Из нас троих, именно она была «мачо», владеющим харизмой вождя,. В ней жил азарт хулиганки, но при всей свирепости и утрированности женского начала, была она незлоблива и незлопамятна и уже не помнила, как однажды я ногой проводил ее на пол со второго яруса курсантской лежанки.
Боря, – спросила она, – а вы не заметили, этим летом, в лагере новое лицо?
– Этим летом я в лагере, можно сказать, и дня не прожил.
– Ну да, разумеется, это я не учла. В таком случае, обратите внимание: в офицерской столовой – новая буфетчица.
– Честно сказать, в офицерскую столовую меня никогда не тянуло.
– Я имела в виду только буфет.
– У нас – солдатский буфет. Офицерский нашему брату – не по карману.
– Понимаю: халва и ситро – шалунишки-слаткоежки! – она хохотнула, – как-то у вас все не по-мужски, не по-русски.
– По-русски это что – шоколад пралине пирожное безе, трюфели?
– Колбаса и водяра – все, что вам надо!
Мы опять с ней потихоньку входили в состояние конфронтации. Меня раздражали ее похотливая озабоченность новыми лицами, неуемная гордость чистотой своего капелянского происхождения и особыми капелянскими доблестями. Она как-то выразилась, что Земля не подозревает, какие раскаленные характеры населяли схлопнувшийся героический мир. Я возразил, дескать, уверен, что там были всякие: и герои и трусы и гении и бездари, и благородные и подлые – самые разные, как везде
«Ты ничего не понимаешь! – говорила отчаянная патриотка исчезнувшей тверди. – Там действительно была жизнь – не просто страстишки, как на этой горошине, а всепоглощающая кровавая страсть с большой буквы! Страсть, исполненная муки и ужаса смерти, рева и визга мучений, разбросанных конечностей и внутренностей – мясорубка плоти, но зато торжество, апофеоз страсти. Это нельзя понимать! Это надо почувствовать. Иногда я завидую тем, кто сгорел там заживо. Это великое аутодафе – одновременно и сумасшедшая мука и страстное наслаждение. Как жалко по сравнению с этим выглядят здешние сказочки про любовь, служащую продолжению рода! Капелянская страсть, напротив, служила уничтожению рода, ради наслаждения личности. Там у жизни был четкий смысл: мы рождались, чтобы получать наслаждение, чтобы искать наслаждение, чтобы драться за наслаждение. Мы были расой прекрасных богов.
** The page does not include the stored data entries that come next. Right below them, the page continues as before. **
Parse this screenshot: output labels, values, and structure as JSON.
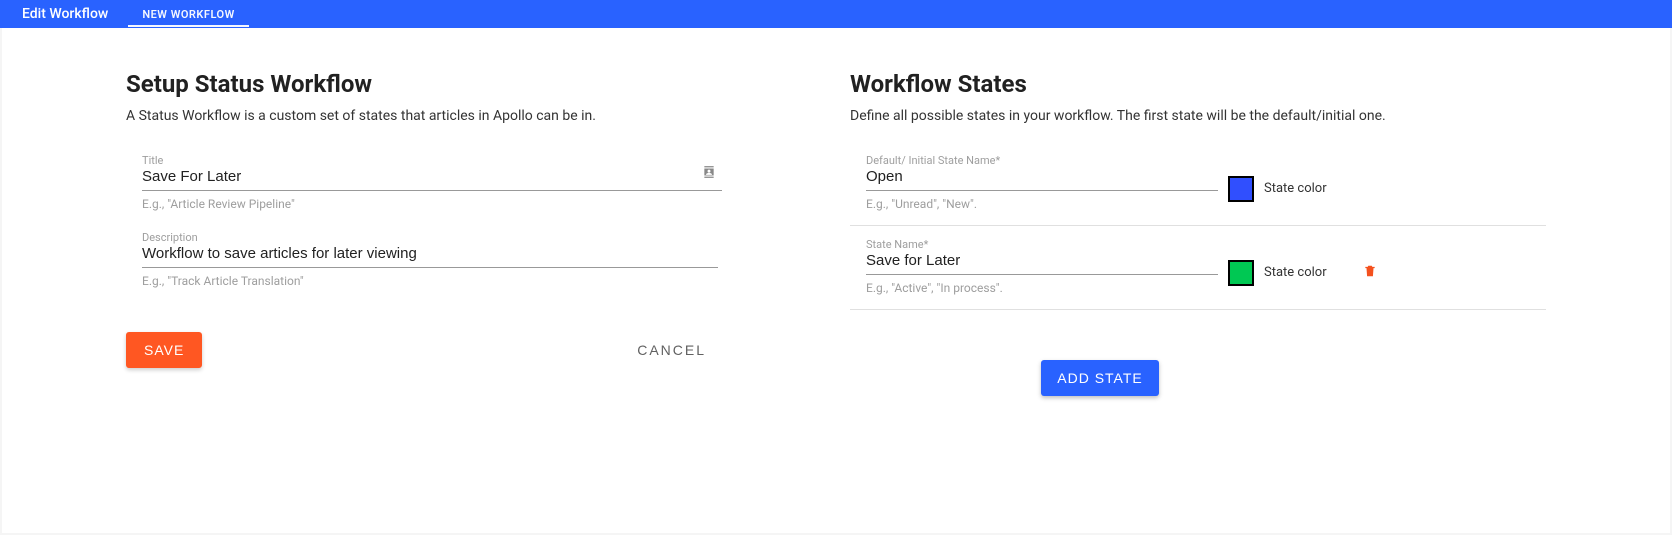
{
  "tabs": {
    "active": "Edit Workflow",
    "inactive": "NEW WORKFLOW"
  },
  "left": {
    "heading": "Setup Status Workflow",
    "subtitle": "A Status Workflow is a custom set of states that articles in Apollo can be in.",
    "title_label": "Title",
    "title_value": "Save For Later",
    "title_helper": "E.g., \"Article Review Pipeline\"",
    "desc_label": "Description",
    "desc_value": "Workflow to save articles for later viewing",
    "desc_helper": "E.g., \"Track Article Translation\"",
    "save_btn": "SAVE",
    "cancel_btn": "CANCEL"
  },
  "right": {
    "heading": "Workflow States",
    "subtitle": "Define all possible states in your workflow. The first state will be the default/initial one.",
    "add_state_btn": "ADD STATE",
    "color_label": "State color",
    "states": [
      {
        "label": "Default/ Initial State Name*",
        "value": "Open",
        "helper": "E.g., \"Unread\", \"New\".",
        "color": "#304ffe",
        "deletable": false
      },
      {
        "label": "State Name*",
        "value": "Save for Later",
        "helper": "E.g., \"Active\", \"In process\".",
        "color": "#00c853",
        "deletable": true
      }
    ]
  }
}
Слушая ее высказывания, сам Магнитштейн скромно улыбался в усы. Мне было трудно понять, то ли он побаивался ее, то ли гордился своей половиной. Эта пара была, действительно, как лед и пламень. Он – скромный, спокойный и педантичный, она взрывная, неугомонная, однако умеющая притворяться сдержанной, даже мудрой. Я подозревал, что она не глупа, но ей нравилось оборачиваться ко мне непотребной стороной. А он улыбался в усы, как будто знал нечто мне неведомое.
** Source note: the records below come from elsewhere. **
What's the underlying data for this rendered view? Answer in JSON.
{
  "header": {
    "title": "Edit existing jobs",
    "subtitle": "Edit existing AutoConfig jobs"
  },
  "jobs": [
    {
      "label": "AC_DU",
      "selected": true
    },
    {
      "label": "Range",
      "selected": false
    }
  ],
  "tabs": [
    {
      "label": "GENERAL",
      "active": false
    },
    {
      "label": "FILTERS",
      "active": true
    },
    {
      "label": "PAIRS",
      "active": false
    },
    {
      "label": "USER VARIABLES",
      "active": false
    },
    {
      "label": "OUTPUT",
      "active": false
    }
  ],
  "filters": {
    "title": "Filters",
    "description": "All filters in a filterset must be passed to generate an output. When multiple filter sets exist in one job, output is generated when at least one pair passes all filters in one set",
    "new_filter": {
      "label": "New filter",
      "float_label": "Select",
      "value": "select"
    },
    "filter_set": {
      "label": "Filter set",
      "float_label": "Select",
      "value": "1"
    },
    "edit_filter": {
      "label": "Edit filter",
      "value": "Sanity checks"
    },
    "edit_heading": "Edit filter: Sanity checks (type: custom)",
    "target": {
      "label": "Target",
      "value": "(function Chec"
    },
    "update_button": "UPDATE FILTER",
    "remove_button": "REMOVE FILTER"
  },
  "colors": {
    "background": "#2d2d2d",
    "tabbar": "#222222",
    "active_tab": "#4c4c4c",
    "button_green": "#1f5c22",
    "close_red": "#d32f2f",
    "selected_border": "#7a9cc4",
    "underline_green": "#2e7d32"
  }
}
Вообще-то усатые часто вызывают недоверие. Спрашивается, зачем им под носом лишняя растительность, делающая человека похожим на кошку или таракана? Но когда обнаружил, что усатые чем-то настораживают, даже пугают, догадался, что усики – всего только демонстрация, лучше сказать имитация, мужской силы, мужества и просто угрозы для незадачливого самца. Кроме того, усы это маска за которой легко спрятать растерянность, страх, смущение или, просто, волнение. Короче, эта некая черта, которая в действительности отсутствует, но очень хочется, чтобы она была. Тот, кто реально владеет грозными свойствами, либо не носит усов, либо носит их по традиции часто национальной, а еще чаще антинациональной. Например, можно носить усы антисемита-Насера, чтобы скрывать свои еврейские черты.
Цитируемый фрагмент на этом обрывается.